Chaque école d'archèterie et chaque archetier ont leur propre vision quant à la courbe que l'archet doit suivre. Nous nous en tiendrons ici à l'explication de certaines généralités. Une répartition adéquate de la cambrure permet à l'archet de répondre de manière égale, de la hausse à la pointe. Pour améliorer l'attaque au niveau de la hausse, l'archetier accentue principalement la cambrure vers la pointe. À l'inverse, lorsqu'il cambre davantage la baguette vers la garniture (poucette), le jeu
à la tête de l'archet est habituellement amélioré.

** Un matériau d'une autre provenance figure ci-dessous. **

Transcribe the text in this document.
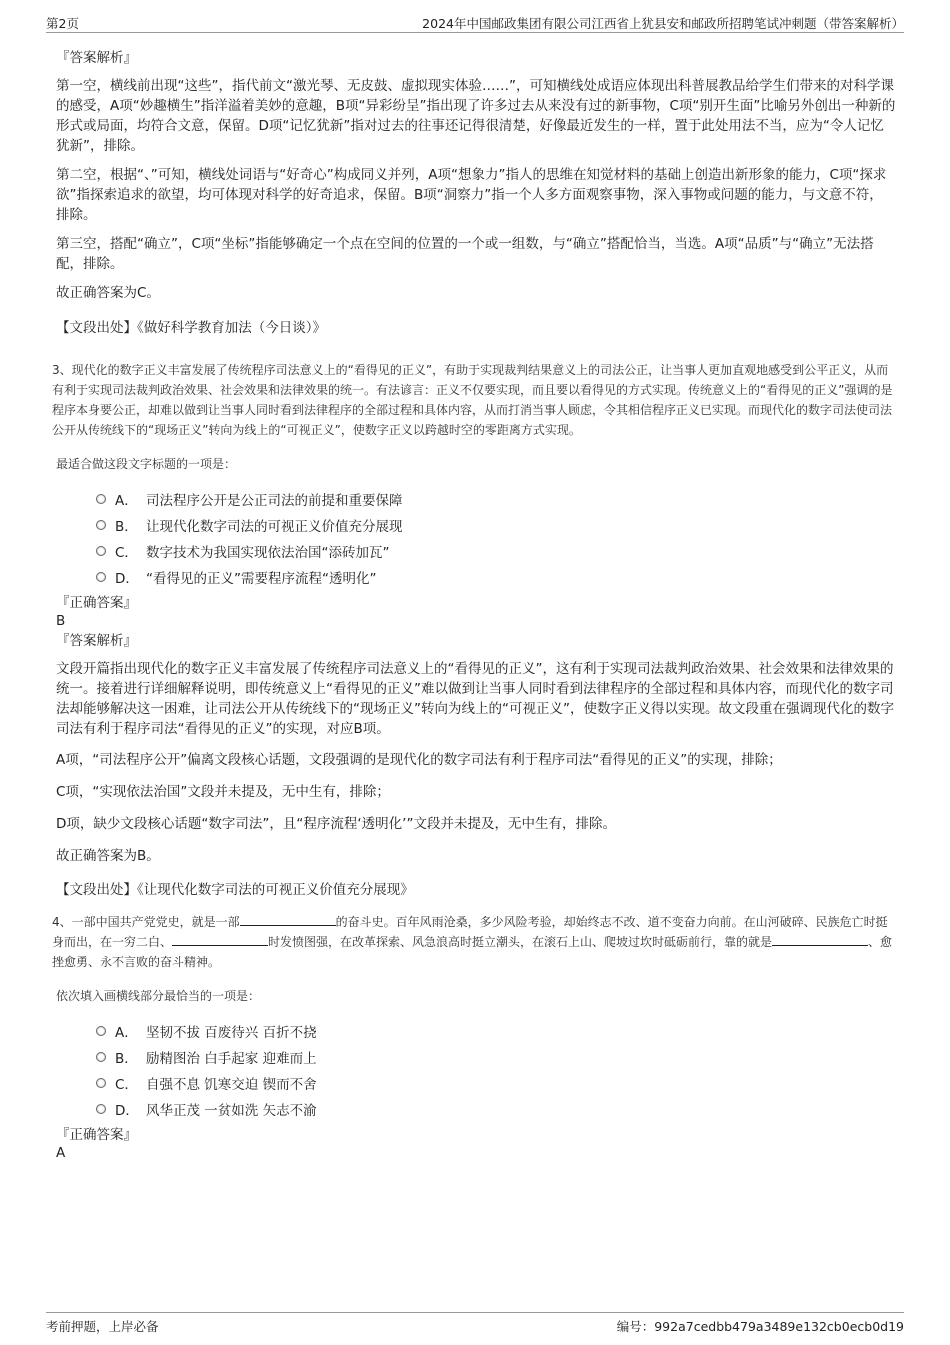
第2页	2024年中国邮政集团有限公司江西省上犹县安和邮政所招聘笔试冲刺题（带答案解析）

『答案解析』

第一空，横线前出现“这些”，指代前文“激光琴、无皮鼓、虚拟现实体验……”，可知横线处成语应体现出科普展教品给学生们带来的对科学课的感受，A项“妙趣横生”指洋溢着美妙的意趣，B项“异彩纷呈”指出现了许多过去从来没有过的新事物，C项“别开生面”比喻另外创出一种新的形式或局面，均符合文意，保留。D项“记忆犹新”指对过去的往事还记得很清楚，好像最近发生的一样，置于此处用法不当，应为“令人记忆犹新”，排除。

第二空，根据“、”可知，横线处词语与“好奇心”构成同义并列，A项“想象力”指人的思维在知觉材料的基础上创造出新形象的能力，C项“探求欲”指探索追求的欲望，均可体现对科学的好奇追求，保留。B项“洞察力”指一个人多方面观察事物，深入事物或问题的能力，与文意不符，排除。

第三空，搭配“确立”，C项“坐标”指能够确定一个点在空间的位置的一个或一组数，与“确立”搭配恰当，当选。A项“品质”与“确立”无法搭配，排除。

故正确答案为C。

【文段出处】《做好科学教育加法（今日谈）》

3、现代化的数字正义丰富发展了传统程序司法意义上的“看得见的正义”，有助于实现裁判结果意义上的司法公正，让当事人更加直观地感受到公平正义，从而有利于实现司法裁判政治效果、社会效果和法律效果的统一。有法谚言：正义不仅要实现，而且要以看得见的方式实现。传统意义上的“看得见的正义”强调的是程序本身要公正，却难以做到让当事人同时看到法律程序的全部过程和具体内容，从而打消当事人顾虑，令其相信程序正义已实现。而现代化的数字司法使司法公开从传统线下的“现场正义”转向为线上的“可视正义”，使数字正义以跨越时空的零距离方式实现。

最适合做这段文字标题的一项是：

A． 司法程序公开是公正司法的前提和重要保障
B． 让现代化数字司法的可视正义价值充分展现
C． 数字技术为我国实现依法治国“添砖加瓦”
D． “看得见的正义”需要程序流程“透明化”

『正确答案』

B

『答案解析』

文段开篇指出现代化的数字正义丰富发展了传统程序司法意义上的“看得见的正义”，这有利于实现司法裁判政治效果、社会效果和法律效果的统一。接着进行详细解释说明，即传统意义上“看得见的正义”难以做到让当事人同时看到法律程序的全部过程和具体内容，而现代化的数字司法却能够解决这一困难，让司法公开从传统线下的“现场正义”转向为线上的“可视正义”，使数字正义得以实现。故文段重在强调现代化的数字司法有利于程序司法“看得见的正义”的实现，对应B项。

A项，“司法程序公开”偏离文段核心话题，文段强调的是现代化的数字司法有利于程序司法“看得见的正义”的实现，排除；

C项，“实现依法治国”文段并未提及，无中生有，排除；

D项，缺少文段核心话题“数字司法”，且“程序流程‘透明化’”文段并未提及，无中生有，排除。

故正确答案为B。

【文段出处】《让现代化数字司法的可视正义价值充分展现》

4、一部中国共产党党史，就是一部	的奋斗史。百年风雨沧桑，多少风险考验，却始终志不改、道不变奋力向前。在山河破碎、民族危亡时挺身而出，在一穷二白、	时发愤图强，在改革探索、风急浪高时挺立潮头，在滚石上山、爬坡过坎时砥砺前行，靠的就是	、愈挫愈勇、永不言败的奋斗精神。

依次填入画横线部分最恰当的一项是：

A． 坚韧不拔 百废待兴 百折不挠
B． 励精图治 白手起家 迎难而上
C． 自强不息 饥寒交迫 锲而不舍
D． 风华正茂 一贫如洗 矢志不渝

『正确答案』

A

考前押题，上岸必备	编号：992a7cedbb479a3489e132cb0ecb0d19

On ne peut changer physiquement le centre de gravité d'un archet en répartissant différemment la courbure, mais on peut modifier la sensation qu'en aura le musicien. Ainsi, on pourra atténuer certains défauts d'équilibre, si par exemple un archet est trop lourd de tête, et même améliorer l'exécution de certaines techniques : l'archetier est par exemple capable de déplacer légèrement le
point de sautillé. Pour accomplir efficacement ces réglages, le musicien doit avoir un instrument en bon état et réglé à son goût. Mais surtout, il doit établir une bonne complicité avec l'archetier et lui faire confiance.
L'instrument
Une fois reçus et inspectés, les instruments sont ajustés avec précision par nos artisans :
• Le chevalet est la fine pièce de bois à mi-chemin entre la touche et le cordier. Son rôle est crucial car il influence directement la sonorité de l'instrument. Ses pieds sont taillés pour épouser parfaitement la voûte de la table d'harmonie. La pièce est amincie et sculptée, et la courbe ajustée de manière à jouer une corde à la fois.
• La touche est la pièce de bois, toujours en ébène, collée sur le manche. Elle suit une courbe légèrement concave d'une extrémité à l'autre, pour permettre aux cordes de vibrer librement. Elle est aplanie à l'aide d'un rabot.
• L'âme est le goujon d'épicéa situé à l'intérieur de l'instrument, derrière le pied droit du chevalet, du côté des aiguës. Elle a pour fonction de transmettre les vibrations de la table d'harmonie au fond. Elle est taillée et ajustée spécialement pour chaque instrument et est positionnée avec précision.
• Les chevilles sont fabriquées en ébène, en palissandre, en buis ou en d'autres bois exotiques. Pour permettre de s'accorder facilement, elles sont taillées spécialement pour chaque instrument et sont ajustées de façon spécifique à chaque trou de cheville.
L'archet
Les archets sont avant tout sélectionnés et triés par nos archetiers selon de sévères critères :
• de poids : il influence le volume sonore produit et affecte la dextérité et la stabilité lors du maniement de l'archet.
• d’équilibre : il influence aussi la stabilité de l'archet ainsi que certaines techniques spécifiques comme le sautillé et le spiccato.
• de rigidité : plusieurs outils de mesure peuvent être employés pour contrôler la rigidité de la baguette, toutefois ce critère est souvent mesuré de manière subjective.